Celso Filho, Marcelo Osakabe e Mel Bleil Gallo,

13 Dezembro 2013 | 18h00

Dos que participaram de atos pela primeira vez neste ano, poucos se envolveram nos meses seguintes com as pautas ou os grupos que as puxam. “É a 'participação miojo', da galera que passa três minutos e tira dez fotos para o Facebook”, explica Pedro Freitas, de 24 anos, militante e estudante de Sociologia da Universidade Federal Fluminense. “Mas, embora muita gente critique, foi isso que deu caldo.”

Responsável pela Marcha do Vinagre no Facebook – que culminou em manifestantes festejando no teto do Congresso –, o secundarista de Brasília Jimmy Lima, de 17, chegou a ser recebido pelo governador do Distrito Federal, Agnelo Queiroz (PT). Há meses, porém, não organiza outros atos. “Hoje, atuo mais na conscientização da população no Facebook, com posts sobre os projetos debatidos em junho.”

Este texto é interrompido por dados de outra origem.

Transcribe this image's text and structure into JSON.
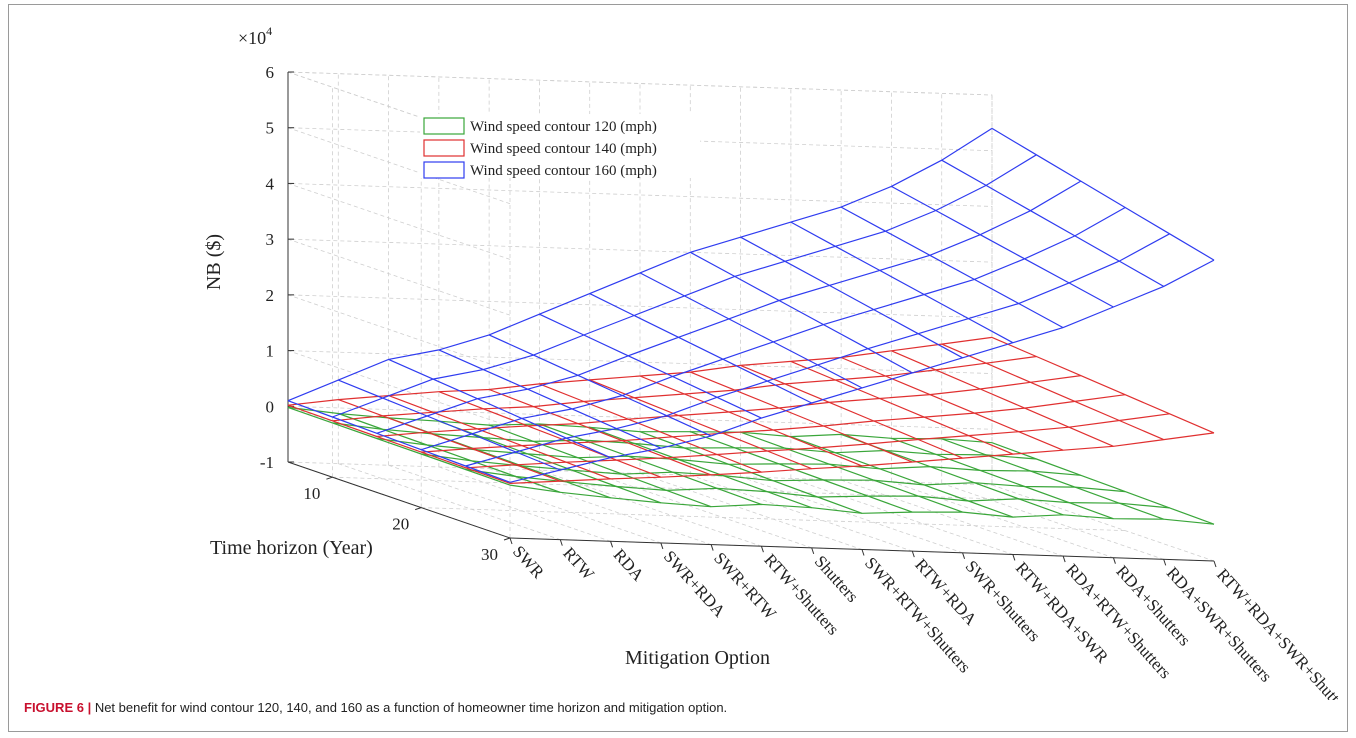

Para o sociólogo espanhol Manuel Castells, o sucesso da mobilização depende do diálogo entre o virtual e as ruas. “Esses movimentos partem da invenção de novas formas de democracia, sem líderes e baseadas na conexão entre a internet e o espaço urbano.”

Já para a cientista política da UnB Rebecca Abers, mesmo se o diálogo for superficial o saldo pode ser positivo. “É melhor pouca gente conversando a fundo ou muitos conversando um pouco? Se o objetivo é a opinião pública, talvez o segundo seja mais importante.”